I stand up suddenly, pushing away from the desk as if it might burn me. The chair skids back with a harsh scrape that makes her flinch again, the first real crack in her composure. I need space. I need air. I need something that isn’t her and her father’s ghost between us.
“This conversation is over. You shouldn’t have come in here.”
She stands up slowly, uncrossing her legs with an ease that makes it look like she has all the time in the world. She brushes imaginary dust from her jeans, fingers smoothing over the denim like armor. She doesn’t argue or plead; instead, shesimply gives a quiet nod, as if she’s letting me have the illusion of control.
“You’re right. I shouldn’t have,” she admits.
She moves toward the door, footsteps soft against the floor, and the office suddenly feels too empty in advance, like the space is already missing her. Her hand wraps around the handle, fingers pale against the metal, and just before she pulls it open, she glances back over her shoulder.
Her voice is soft, but there’s a glimmer in it—a tease, a goodbye, and a new beginning wrapped into one. “I like Delilah better, anyway.”
And then she’s gone. Just like that.
The door clicks shut with obscene finality, leaving me alone with the hum of the light, the clutter on my desk, and the ghost of her presence tangled in the air.
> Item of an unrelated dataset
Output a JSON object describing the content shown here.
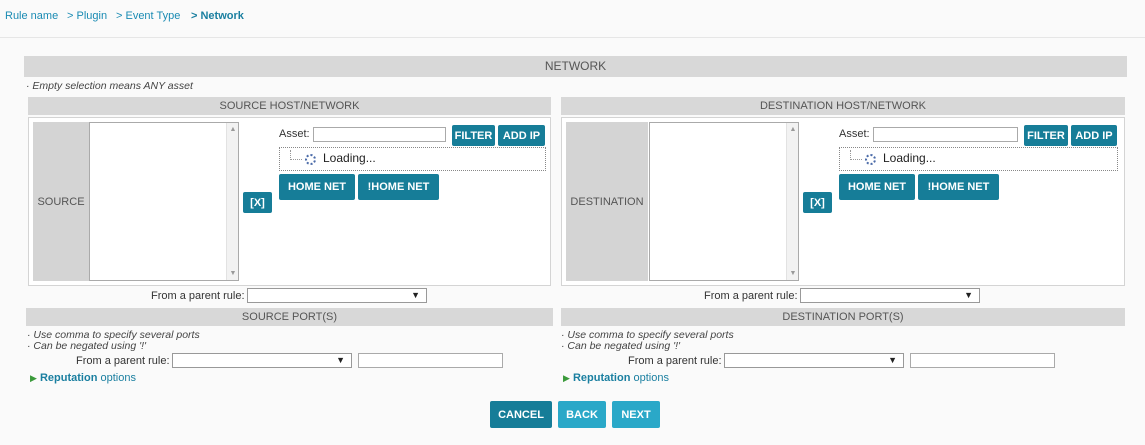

I stand there, jaw clenched, hands still curled into fists, sweating, cursing, and realizing I’ve just met the one girl I should have never let walk into my life.
Chapter 1
Captain Jonathan
It’s bloody beautiful out here.
Between the crashing waves, the dull thump of bass from distant speakers, and the hum of mingled laughter—some broken, some real—it’s easy to forget who we are. Salt air drifts in off the water, catching the edge of the string lights and making them sway, turning the whole beach into something soft around the edges. For a moment, all our secret little military societies gathered together look less like a world built from fire and fractured bones and more like a place that knows how to celebrate something as simple as love.